Wat is wetenschappelijk management?
Wetenschappelijk management, ook wel Taylorisme genoemd, is een managementtheorie ontwikkeld door Frederick W. Taylor tegen het einde van de 19e eeuw en het begin van de 20e eeuw. Beperking van afval, verhoging van de effectieve productie, standaardisatie van werkstromen en verbetering van de economische efficiëntie zijn enkele van de belangrijkste doelstellingen van wetenschappelijk beheer. Gebruikmakend van de belangrijkste voorschriften van de managementwetenschap, proberen beoefenaars de "enige beste manier" te vinden om specifieke taken uit te voeren. Hoewel de theorie in haar afzonderlijke vorm in de jaren 1920 tot 1930 ten gunste kwam, bleven de meeste principes belangrijk.
Aanhangers van de wetenschappelijke managementtheorie benadrukken de praktijk van het verminderen van afval en het verminderen van inefficiënties in de productie. De theoretici en beoefenaars van het veld geloven dat er absoluut één beste manier is om een specifieke taak uit te voeren, die het meest efficiënt is. In hun geloof gaan ze tot het uiterste totdat ze die efficiënte manier ontdekken. Een manager kan bijvoorbeeld een werknemer timen en functies, zoals bewegingen en lichaamshouding nauwkeurig meten, terwijl de werknemer bepaalde taken uitvoert. Dit proces kan zo vaak als nodig worden herhaald, terwijl de bewegingen en lichaamshoudingen worden gewijzigd, totdat de meest efficiënte manier is bereikt, die dan de standaard wordt.

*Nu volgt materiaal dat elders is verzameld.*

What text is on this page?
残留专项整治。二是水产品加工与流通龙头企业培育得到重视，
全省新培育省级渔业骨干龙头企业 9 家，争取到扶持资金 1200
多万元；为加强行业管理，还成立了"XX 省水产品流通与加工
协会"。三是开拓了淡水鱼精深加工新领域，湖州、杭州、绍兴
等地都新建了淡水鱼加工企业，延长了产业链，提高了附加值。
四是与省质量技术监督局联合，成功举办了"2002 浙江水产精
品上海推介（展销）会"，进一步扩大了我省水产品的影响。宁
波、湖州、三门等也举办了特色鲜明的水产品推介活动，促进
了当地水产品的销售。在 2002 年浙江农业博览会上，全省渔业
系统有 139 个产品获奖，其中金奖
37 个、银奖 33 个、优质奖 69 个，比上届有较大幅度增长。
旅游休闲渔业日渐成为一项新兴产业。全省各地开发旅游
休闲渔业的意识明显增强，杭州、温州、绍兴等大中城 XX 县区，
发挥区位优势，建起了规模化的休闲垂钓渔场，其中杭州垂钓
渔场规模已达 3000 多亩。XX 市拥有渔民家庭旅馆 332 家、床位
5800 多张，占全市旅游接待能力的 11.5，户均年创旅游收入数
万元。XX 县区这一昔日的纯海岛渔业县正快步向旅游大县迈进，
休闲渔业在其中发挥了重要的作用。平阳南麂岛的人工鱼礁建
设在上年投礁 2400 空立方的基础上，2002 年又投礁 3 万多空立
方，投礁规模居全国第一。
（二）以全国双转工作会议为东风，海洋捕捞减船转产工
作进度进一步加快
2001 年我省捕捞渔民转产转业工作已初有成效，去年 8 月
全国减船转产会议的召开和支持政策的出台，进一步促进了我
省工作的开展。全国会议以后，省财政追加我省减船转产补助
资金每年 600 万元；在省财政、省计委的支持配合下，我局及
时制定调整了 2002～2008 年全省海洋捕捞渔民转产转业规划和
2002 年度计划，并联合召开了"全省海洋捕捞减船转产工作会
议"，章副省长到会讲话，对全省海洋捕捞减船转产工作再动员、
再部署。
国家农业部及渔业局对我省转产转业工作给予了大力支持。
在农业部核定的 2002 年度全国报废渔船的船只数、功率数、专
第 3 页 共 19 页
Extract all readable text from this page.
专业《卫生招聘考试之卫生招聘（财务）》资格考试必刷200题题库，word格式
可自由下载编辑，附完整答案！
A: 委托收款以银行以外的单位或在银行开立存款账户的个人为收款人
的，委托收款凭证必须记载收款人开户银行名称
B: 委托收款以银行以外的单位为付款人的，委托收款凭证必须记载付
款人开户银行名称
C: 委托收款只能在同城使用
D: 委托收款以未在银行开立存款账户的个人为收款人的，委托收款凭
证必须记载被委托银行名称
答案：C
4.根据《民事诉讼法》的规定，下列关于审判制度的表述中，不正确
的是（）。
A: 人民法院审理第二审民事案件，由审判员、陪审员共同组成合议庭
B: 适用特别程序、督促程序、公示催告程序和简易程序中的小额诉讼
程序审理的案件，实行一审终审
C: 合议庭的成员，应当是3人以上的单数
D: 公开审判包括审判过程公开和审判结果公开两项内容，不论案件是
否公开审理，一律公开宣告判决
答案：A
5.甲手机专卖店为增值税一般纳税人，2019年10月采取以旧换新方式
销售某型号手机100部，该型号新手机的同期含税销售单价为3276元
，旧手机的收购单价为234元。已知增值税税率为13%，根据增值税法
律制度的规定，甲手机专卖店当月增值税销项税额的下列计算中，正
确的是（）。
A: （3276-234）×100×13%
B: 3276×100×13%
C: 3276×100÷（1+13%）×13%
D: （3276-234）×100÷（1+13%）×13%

In wezen heeft de theorie van wetenschappelijk management verschillende principes die de efficiëntie willen vergroten. Het eerste principe stelt dat managers de werkkennis van de werknemers moeten begrijpen, moeten bestuderen hoe werknemers taken uitvoeren en proberen de prestaties te verbeteren. Principe nummer twee stelt dat managers werkregels moeten schrijven en werkprocedures in codes moeten standaardiseren. Het derde principe zegt dat de vastgestelde procedures de basis moeten zijn voor het aannemen en opleiden van werknemers; bovendien moet prioriteit worden gegeven aan het inhuren van werknemers met de nodige vaardigheden en capaciteiten. Ten slotte bepaalt het vierde principe dat managers een minimaal aanvaardbaar niveau moeten vaststellen voor het uitvoeren van taken, dat ook de basis moet zijn voor het betalen van bonussen.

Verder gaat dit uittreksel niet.